If Tesla resumes factory operation without first submitting a safety plan to the county, it will be breaking these rules.
In response to Musk’s initial tweet, Alameda County said in a statement posted to Twitter:
We are addressing this matter using the same phased approach we use for other businesses that have violated the order in the past, and we hope that Tesla will likewise comply without further enforcement measures.

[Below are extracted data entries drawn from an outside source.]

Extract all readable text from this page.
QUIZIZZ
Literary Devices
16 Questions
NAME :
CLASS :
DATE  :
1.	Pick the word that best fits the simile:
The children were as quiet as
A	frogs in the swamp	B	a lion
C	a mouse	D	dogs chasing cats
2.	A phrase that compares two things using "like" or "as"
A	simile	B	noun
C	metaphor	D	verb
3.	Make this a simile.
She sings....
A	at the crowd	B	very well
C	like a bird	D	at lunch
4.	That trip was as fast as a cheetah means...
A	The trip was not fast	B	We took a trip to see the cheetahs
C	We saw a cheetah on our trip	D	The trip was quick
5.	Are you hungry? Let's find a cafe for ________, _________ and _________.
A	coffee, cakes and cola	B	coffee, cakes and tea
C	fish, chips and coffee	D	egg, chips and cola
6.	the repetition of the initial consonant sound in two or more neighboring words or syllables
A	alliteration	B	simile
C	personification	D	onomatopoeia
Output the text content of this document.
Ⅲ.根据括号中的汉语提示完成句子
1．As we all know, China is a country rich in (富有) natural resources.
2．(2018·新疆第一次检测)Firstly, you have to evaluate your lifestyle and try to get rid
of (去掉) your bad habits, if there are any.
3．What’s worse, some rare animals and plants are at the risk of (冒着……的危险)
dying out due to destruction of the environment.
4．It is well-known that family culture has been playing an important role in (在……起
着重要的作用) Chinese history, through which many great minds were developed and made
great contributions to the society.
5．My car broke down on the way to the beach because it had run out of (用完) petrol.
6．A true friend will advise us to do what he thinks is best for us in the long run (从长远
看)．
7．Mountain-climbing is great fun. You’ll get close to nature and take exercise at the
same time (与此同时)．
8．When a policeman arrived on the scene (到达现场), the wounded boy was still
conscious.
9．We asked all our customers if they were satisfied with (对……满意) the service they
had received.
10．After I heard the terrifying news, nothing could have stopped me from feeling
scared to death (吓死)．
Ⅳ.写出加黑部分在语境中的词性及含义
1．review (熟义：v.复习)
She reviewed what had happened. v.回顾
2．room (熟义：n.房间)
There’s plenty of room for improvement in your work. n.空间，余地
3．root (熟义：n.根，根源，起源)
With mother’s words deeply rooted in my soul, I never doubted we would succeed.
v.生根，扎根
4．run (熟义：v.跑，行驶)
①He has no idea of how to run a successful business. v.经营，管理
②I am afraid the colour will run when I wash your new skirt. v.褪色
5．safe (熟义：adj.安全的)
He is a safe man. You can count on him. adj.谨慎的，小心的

The full statement states Alameda County is waiting for a finalised “site-specific plan” from Tesla:
#pressrelease - Public Health Updated Statement on Tesla @elonmusk @Tesla @FremontPD @Dare2BWell https://t.co/oU5mSnwZKR
— Alameda County Sheriff (@Alameda County Sheriff)
As of 7 May, the California guidance and checklist for manufacturing offers a detailed checklist for companies to comply with before they’re allowed to open back up.
This means companies like Tesla must perform detailed risk assessments, train employees on how to minimise the spread of Covid-19, implement disinfecting protocols, as well as physical distancing guidelines.
California’s governor, Gavin Newsom, said during his daily press briefing on Monday that he had “great expectations that we can work through at the county levels”.
We look forward to many, many decades of that relationship with Tesla.
At the time of writing, California has almost 68,000 confirmed cases of coronavirus and 2,770 deaths.